The question is, a bag has a solid pool ball in it, and another ball is added, equally likely to be a stripe or a solid. What is the probability of the second ball drawn a stripe given that the first ball drawn is a solid? That's it. The problem doesn't consider the number of solid and striped pool balls that come with a pool table (8 solid, 7 striped, 1 cue ball). It also doesn't factor in bias from the people doing the test. It is just asking about this scenario. The first ball is a solid.
this is wrong the scenario is EXACTLY as follows start here> you put a solid in the bag you gather 20 ball 1/2 solid, 1/2 striped mix them up draw one ball and put it in the bag with the known solid now draw one ball out of the bag. if the ball is striped empty the bag and go back to start here now draw the second ball. the above is the procedure for detirmining the outcome of the problem stated in the first post. quit a few posters says there is a 1/3 chance of drawing a stripe on the second draw. although pete has tried to explain it i still fail to see how 1/3 is arrived at unless there are 3 possibilities (2 solid and 1 stripe)

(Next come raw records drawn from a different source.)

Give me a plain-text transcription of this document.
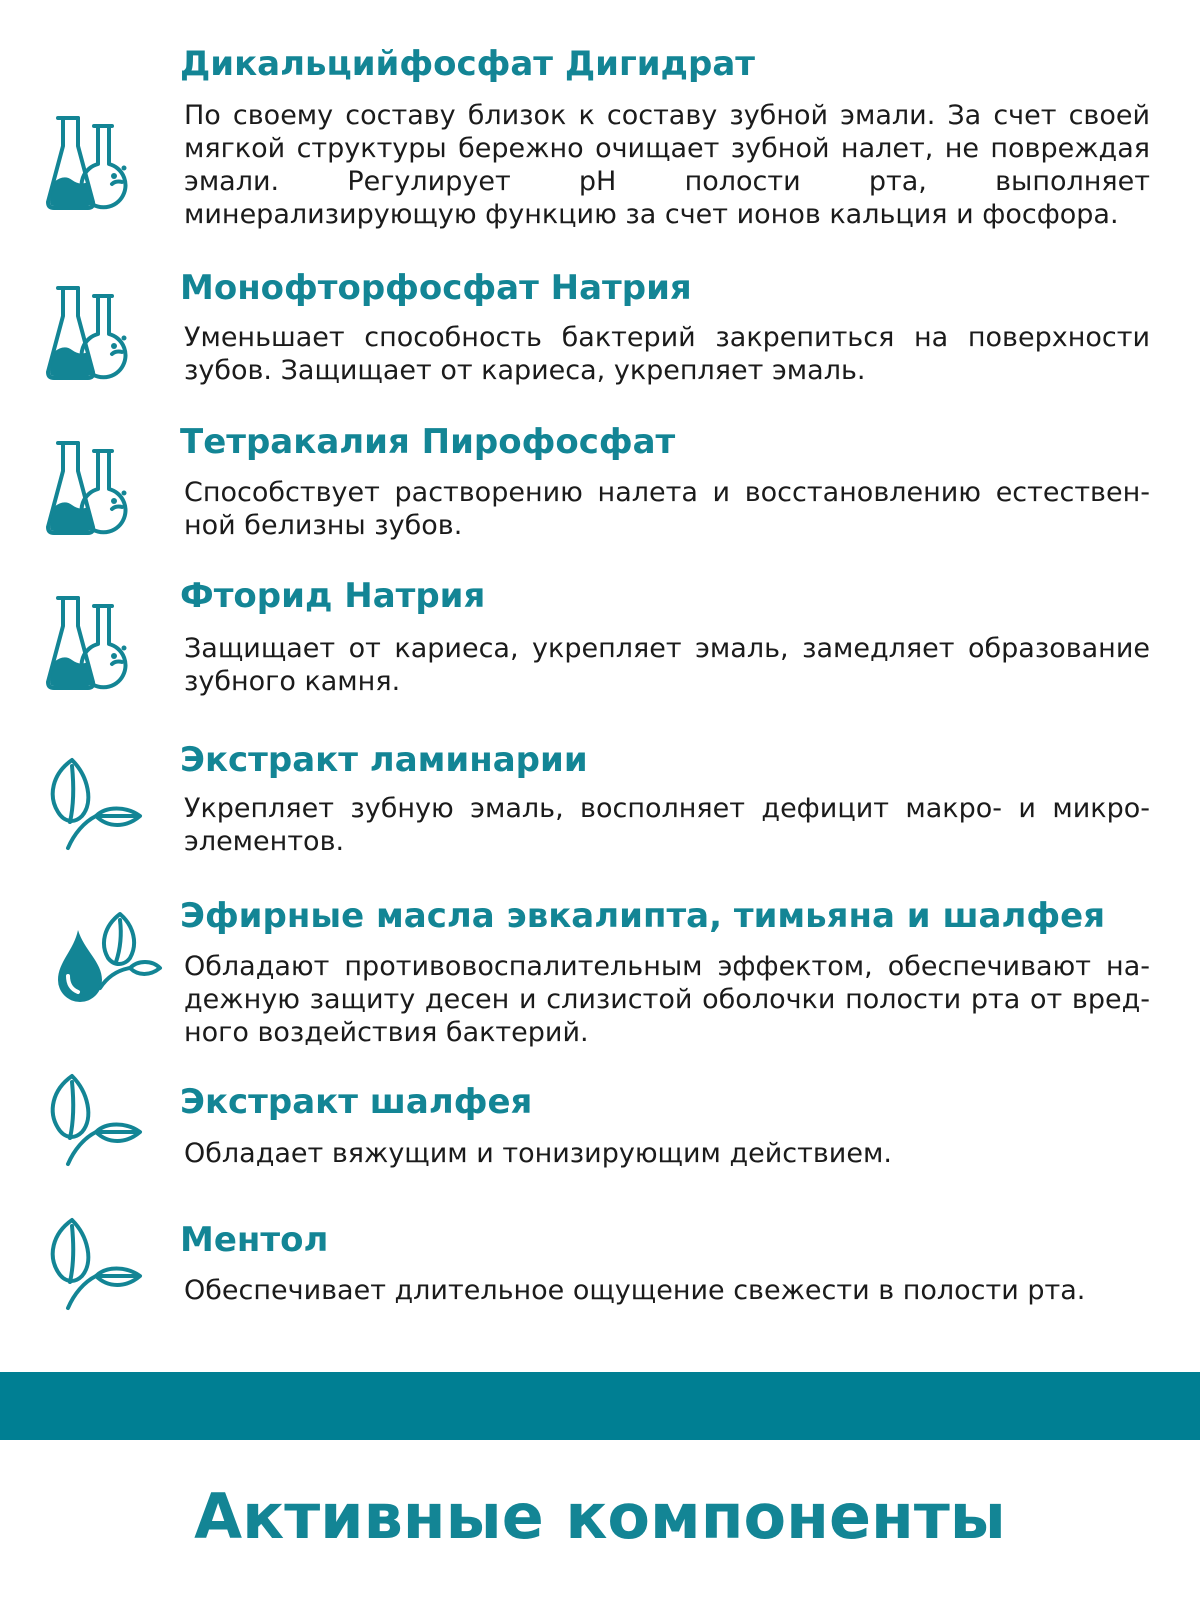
Дикальцийфосфат Дигидрат

По своему составу близок к составу зубной эмали. За счет своей мягкой структуры бережно очищает зубной налет, не повреждая эмали. Регулирует рН полости рта, выполняет минерализирующую функцию за счет ионов кальция и фосфора.

Монофторфосфат Натрия

Уменьшает способность бактерий закрепиться на поверхности зубов. Защищает от кариеса, укрепляет эмаль.

Тетракалия Пирофосфат

Способствует растворению налета и восстановлению естественной белизны зубов.

Фторид Натрия

Защищает от кариеса, укрепляет эмаль, замедляет образование зубного камня.

Экстракт ламинарии

Укрепляет зубную эмаль, восполняет дефицит макро- и микроэлементов.

Эфирные масла эвкалипта, тимьяна и шалфея

Обладают противовоспалительным эффектом, обеспечивают надежную защиту десен и слизистой оболочки полости рта от вредного воздействия бактерий.

Экстракт шалфея

Обладает вяжущим и тонизирующим действием.

Ментол

Обеспечивает длительное ощущение свежести в полости рта.

Активные компоненты
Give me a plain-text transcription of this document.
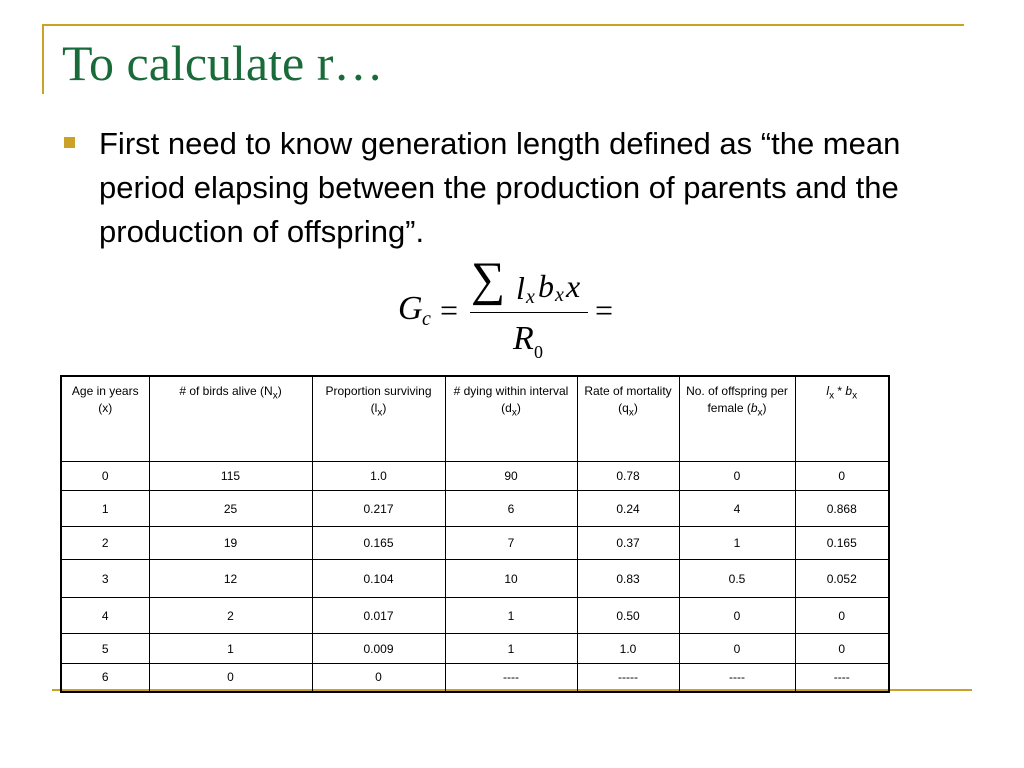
To calculate r…

First need to know generation length defined as “the mean period elapsing between the production of parents and the production of offspring”.

G c =
∑ l x b x x
R 0
=
Age in years (x)	# of birds alive $(N_x)$	Proportion surviving $(l_x)$	# dying within interval $(d_x)$	Rate of mortality $(q_x)$	No. of offspring per female $(b_x)$	$l_x * b_x$
0	115	1.0	90	0.78	0	0
1	25	0.217	6	0.24	4	0.868
2	19	0.165	7	0.37	1	0.165
3	12	0.104	10	0.83	0.5	0.052
4	2	0.017	1	0.50	0	0
5	1	0.009	1	1.0	0	0
6	0	0	----	-----	----	----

Hi leopold, You have to be careful with statements like this. This implies a rule that forces the first ball drawn to be solid (ie the results of the first draw are known before the first draw is made). If this is the case, eg. if the problem were stated a little differently like this: "An assistant looks in the bag and deliberately (ie. not randomly) picks a solid ball. What is the probability that the second ball in the bag is a stripe?" the answer would be 1/2. This is an easier problem than the one Pi-Sudoku originally posted.
the first ball MUST be solid, the op states that. if the first ball is stripe then the results are void
I am serious, and that's why I am applying the given constraint strictly, which is that the first draw is 100% biased towards the solid ball. This is evidently different from having two unbiased draws and then biasing the result towards the solid ball. Apart from the repeat method, there is actually a further way to satisfy the constraint, namely if you simply assume that, due to some freak coincidence, you draw only solid balls with the first draw in the first place. This may be an unlikely scenario, but it is the only scenario that satisfies the constraint, and if you evaluate the second draws in this case, you will find that they are distributed 50/50 between solid and striped. Thomas
You don't understand the concept of conditional probabilities. You are the one biasing the results. The odds are 1/3 that the second ball drawn from the bag is striped. The problem can be recast to eliminate the conditional probability: A con man puts a striped ball and a solid ball in a hat. He asks you to pick a ball at random without looking at it and transfer it to an empty bag. He then adds a solid ball to the bag. Now he offers you a bet: he will take a solid ball out of the bag. You get the remaining ball. He asks you what the odds are that your ball will be striped. You say fifty-fifty. He says, I bet that it is solid. I'll even give you 60-40 odds: If the ball is striped, I'll pay you $60, but if it is solid, you only pay me $40. Will you take the bet?